Continuous Delivery is the Key to Getting the Most out of Microservices, Containers and the Cloud

Jun 18, 2018 by Armory

Continuous Delivery is key to the “better” and “faster” elements in Armory’s Manifesto to help software teams “Build Better Software, Faster.” The goal of continuous delivery is to cut down the lead time betweeen “idea” to “feature in production” from weeks (or months!) to days, hours, or even minutes. According to Jez Humble, who wrote the book on Continuous Delivery,

”Continuous delivery is the ability to get changes of all types—including new features, configuration changes, bug fixes and experiments—into production, or into the hands of users, safely and quickly in a sustainable way.”

Humble lists advantages including lowering the risk of software releases, decreasing the time to market, and increasing quality, which results in lower costs (after the initial investment), better product, and happier teams.

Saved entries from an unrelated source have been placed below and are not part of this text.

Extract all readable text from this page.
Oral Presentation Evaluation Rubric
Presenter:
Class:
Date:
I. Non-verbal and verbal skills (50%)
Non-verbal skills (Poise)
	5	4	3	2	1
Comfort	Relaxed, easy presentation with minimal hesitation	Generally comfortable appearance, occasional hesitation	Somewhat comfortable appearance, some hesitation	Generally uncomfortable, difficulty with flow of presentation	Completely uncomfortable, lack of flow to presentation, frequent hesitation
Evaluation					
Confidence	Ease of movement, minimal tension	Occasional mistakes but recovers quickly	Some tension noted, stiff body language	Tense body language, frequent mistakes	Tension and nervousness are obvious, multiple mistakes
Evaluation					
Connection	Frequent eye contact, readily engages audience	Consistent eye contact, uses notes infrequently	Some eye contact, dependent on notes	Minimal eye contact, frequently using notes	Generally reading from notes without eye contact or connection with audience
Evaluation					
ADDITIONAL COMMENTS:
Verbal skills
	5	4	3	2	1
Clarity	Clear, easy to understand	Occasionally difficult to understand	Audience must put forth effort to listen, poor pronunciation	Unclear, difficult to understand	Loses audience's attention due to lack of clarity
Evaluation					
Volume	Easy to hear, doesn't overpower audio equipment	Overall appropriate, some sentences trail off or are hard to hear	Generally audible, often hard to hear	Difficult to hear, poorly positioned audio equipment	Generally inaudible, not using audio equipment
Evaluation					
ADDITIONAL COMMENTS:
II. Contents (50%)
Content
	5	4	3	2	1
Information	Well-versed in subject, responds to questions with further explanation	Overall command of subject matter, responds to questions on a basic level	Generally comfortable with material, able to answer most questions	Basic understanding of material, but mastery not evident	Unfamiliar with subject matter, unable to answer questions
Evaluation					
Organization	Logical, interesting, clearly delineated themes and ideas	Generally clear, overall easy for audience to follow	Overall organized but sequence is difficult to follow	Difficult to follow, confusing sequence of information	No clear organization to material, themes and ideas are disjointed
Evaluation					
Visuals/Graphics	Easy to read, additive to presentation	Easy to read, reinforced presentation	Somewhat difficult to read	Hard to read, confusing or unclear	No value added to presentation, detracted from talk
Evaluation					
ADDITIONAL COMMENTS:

Minimizing the iteration time of the software development process speeds up the process and increases the quality of your software, simultaneously. While that might seem counter-intuitive, it’s backed up by science, as Nicole Fosgren, Jez Humble, and Gene Kim describe in their new book, Accelerate. Simply put, the less time your developers spend on the delivery cycle itself, the more time they have to spend on writing quality code.

More than just automating the code, a streamlined and automated pipeline is required to remove bottlenecks, reduce friction, and speed up time-to-market. The goal is to automate the entire deployment pipeline from code check-in, through build, test, and deployments through release to production, and monitoring. Automation maximizes deployment reliability and predictability.

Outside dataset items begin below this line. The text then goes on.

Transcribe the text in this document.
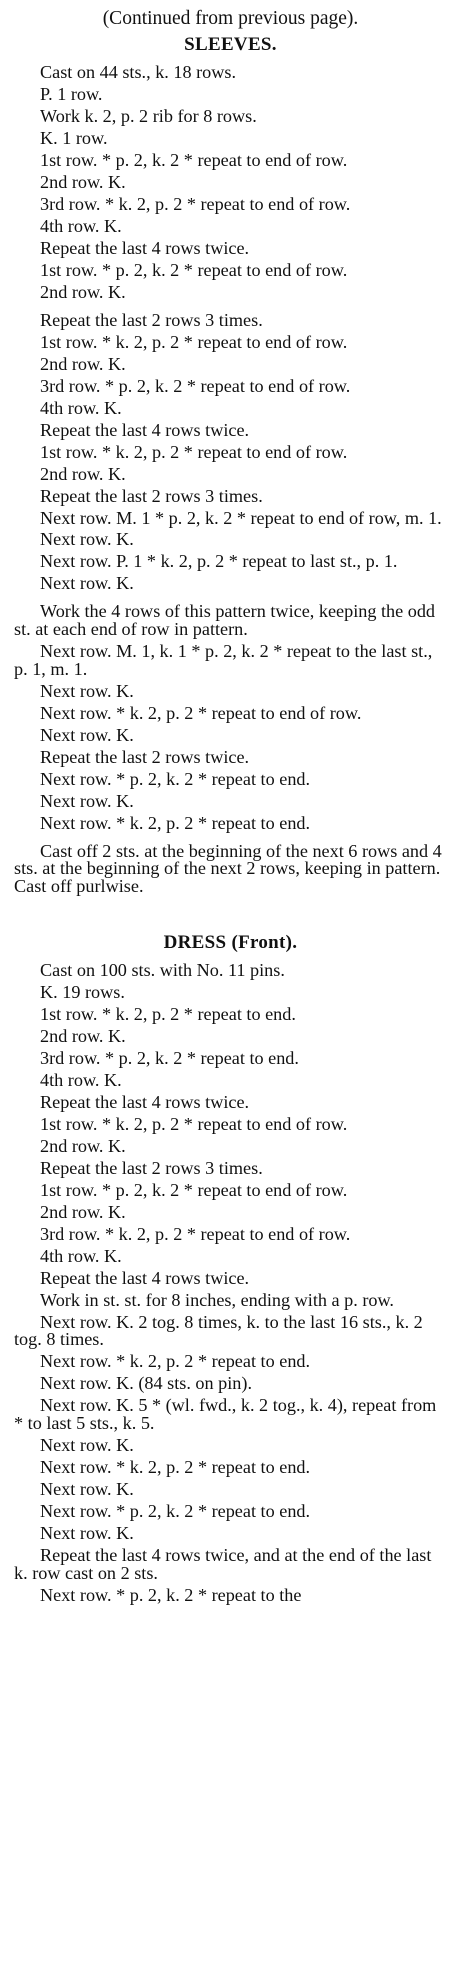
(Continued from previous page).

SLEEVES.

Cast on 44 sts., k. 18 rows.

P. 1 row.

Work k. 2, p. 2 rib for 8 rows.

K. 1 row.

1st row. * p. 2, k. 2 * repeat to end of row.

2nd row. K.

3rd row. * k. 2, p. 2 * repeat to end of row.

4th row. K.

Repeat the last 4 rows twice.

1st row. * p. 2, k. 2 * repeat to end of row.

2nd row. K.

Repeat the last 2 rows 3 times.

1st row. * k. 2, p. 2 * repeat to end of row.

2nd row. K.

3rd row. * p. 2, k. 2 * repeat to end of row.

4th row. K.

Repeat the last 4 rows twice.

1st row. * k. 2, p. 2 * repeat to end of row.

2nd row. K.

Repeat the last 2 rows 3 times.

Next row. M. 1 * p. 2, k. 2 * repeat to end of row, m. 1.

Next row. K.

Next row. P. 1 * k. 2, p. 2 * repeat to last st., p. 1.

Next row. K.

Work the 4 rows of this pattern twice, keeping the odd st. at each end of row in pattern.

Next row. M. 1, k. 1 * p. 2, k. 2 * repeat to the last st., p. 1, m. 1.

Next row. K.

Next row. * k. 2, p. 2 * repeat to end of row.

Next row. K.

Repeat the last 2 rows twice.

Next row. * p. 2, k. 2 * repeat to end.

Next row. K.

Next row. * k. 2, p. 2 * repeat to end.

Cast off 2 sts. at the beginning of the next 6 rows and 4 sts. at the beginning of the next 2 rows, keeping in pattern. Cast off purlwise.

DRESS (Front).

Cast on 100 sts. with No. 11 pins.

K. 19 rows.

1st row. * k. 2, p. 2 * repeat to end.

2nd row. K.

3rd row. * p. 2, k. 2 * repeat to end.

4th row. K.

Repeat the last 4 rows twice.

1st row. * k. 2, p. 2 * repeat to end of row.

2nd row. K.

Repeat the last 2 rows 3 times.

1st row. * p. 2, k. 2 * repeat to end of row.

2nd row. K.

3rd row. * k. 2, p. 2 * repeat to end of row.

4th row. K.

Repeat the last 4 rows twice.

Work in st. st. for 8 inches, ending with a p. row.

Next row. K. 2 tog. 8 times, k. to the last 16 sts., k. 2 tog. 8 times.

Next row. * k. 2, p. 2 * repeat to end.

Next row. K. (84 sts. on pin).

Next row. K. 5 * (wl. fwd., k. 2 tog., k. 4), repeat from * to last 5 sts., k. 5.

Next row. K.

Next row. * k. 2, p. 2 * repeat to end.

Next row. K.

Next row. * p. 2, k. 2 * repeat to end.

Next row. K.

Repeat the last 4 rows twice, and at the end of the last k. row cast on 2 sts.

Next row. * p. 2, k. 2 * repeat to the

Netflix created Spinnaker to pragmatically address several of the above issues through the creation and management of build pipelines. Spinnaker is a continuous delivery platform for the cloud, and Armory is built on top of the Spinnaker open source platform, extending its functionality and making it easier to use.

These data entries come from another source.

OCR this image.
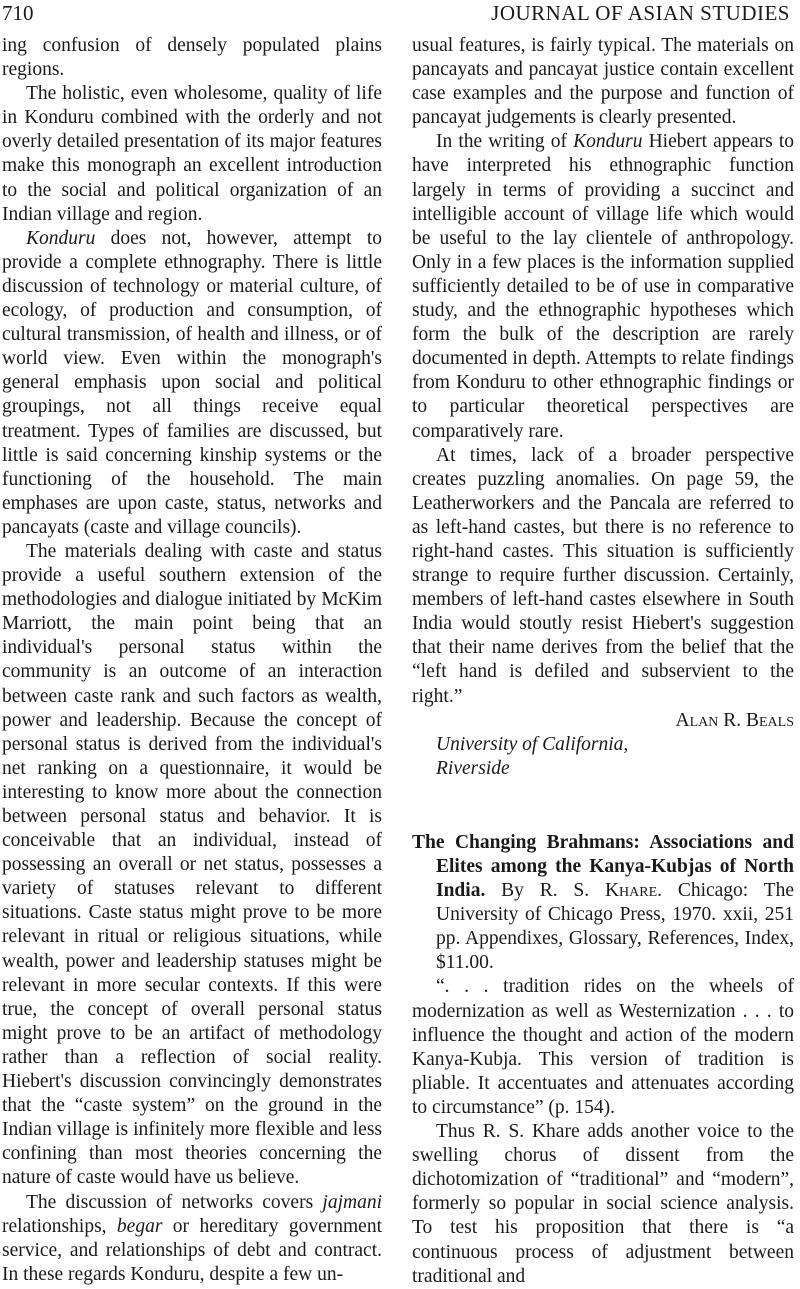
710	JOURNAL OF ASIAN STUDIES

ing confusion of densely populated plains regions.

The holistic, even wholesome, quality of life in Konduru combined with the orderly and not overly detailed presentation of its major features make this monograph an excellent introduction to the social and political organization of an Indian village and region.

Konduru does not, however, attempt to provide a complete ethnography. There is little discussion of technology or material culture, of ecology, of production and consumption, of cultural transmission, of health and illness, or of world view. Even within the monograph's general emphasis upon social and political groupings, not all things receive equal treatment. Types of families are discussed, but little is said concerning kinship systems or the functioning of the household. The main emphases are upon caste, status, networks and pancayats (caste and village councils).

The materials dealing with caste and status provide a useful southern extension of the methodologies and dialogue initiated by McKim Marriott, the main point being that an individual's personal status within the community is an outcome of an interaction between caste rank and such factors as wealth, power and leadership. Because the concept of personal status is derived from the individual's net ranking on a questionnaire, it would be interesting to know more about the connection between personal status and behavior. It is conceivable that an individual, instead of possessing an overall or net status, possesses a variety of statuses relevant to different situations. Caste status might prove to be more relevant in ritual or religious situations, while wealth, power and leadership statuses might be relevant in more secular contexts. If this were true, the concept of overall personal status might prove to be an artifact of methodology rather than a reflection of social reality. Hiebert's discussion convincingly demonstrates that the “caste system” on the ground in the Indian village is infinitely more flexible and less confining than most theories concerning the nature of caste would have us believe.

The discussion of networks covers jajmani relationships, begar or hereditary government service, and relationships of debt and contract. In these regards Konduru, despite a few un-

usual features, is fairly typical. The materials on pancayats and pancayat justice contain excellent case examples and the purpose and function of pancayat judgements is clearly presented.

In the writing of Konduru Hiebert appears to have interpreted his ethnographic function largely in terms of providing a succinct and intelligible account of village life which would be useful to the lay clientele of anthropology. Only in a few places is the information supplied sufficiently detailed to be of use in comparative study, and the ethnographic hypotheses which form the bulk of the description are rarely documented in depth. Attempts to relate findings from Konduru to other ethnographic findings or to particular theoretical perspectives are comparatively rare.

At times, lack of a broader perspective creates puzzling anomalies. On page 59, the Leatherworkers and the Pancala are referred to as left-hand castes, but there is no reference to right-hand castes. This situation is sufficiently strange to require further discussion. Certainly, members of left-hand castes elsewhere in South India would stoutly resist Hiebert's suggestion that their name derives from the belief that the “left hand is defiled and subservient to the right.”

Alan R. Beals

University of California,

Riverside

The Changing Brahmans: Associations and Elites among the Kanya-Kubjas of North India. By R. S. Khare. Chicago: The University of Chicago Press, 1970. xxii, 251 pp. Appendixes, Glossary, References, Index, $11.00.

“. . . tradition rides on the wheels of modernization as well as Westernization . . . to influence the thought and action of the modern Kanya-Kubja. This version of tradition is pliable. It accentuates and attenuates according to circumstance” (p. 154).

Thus R. S. Khare adds another voice to the swelling chorus of dissent from the dichotomization of “traditional” and “modern”, formerly so popular in social science analysis. To test his proposition that there is “a continuous process of adjustment between traditional and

The articles How Microservices Help Continuous Delivery in the SDLC Part 1 and Part 2 talk about how microservices help with continuous delivery in more detail.

More wisdom from Jez Humble:

“If this sounds too good to be true, bear in mind: continuous delivery is not magic. It’s about continuous, daily improvement—the constant discipline of pursuing higher performance by following the heuristic “if it hurts, do it more often, and bring the pain forward.”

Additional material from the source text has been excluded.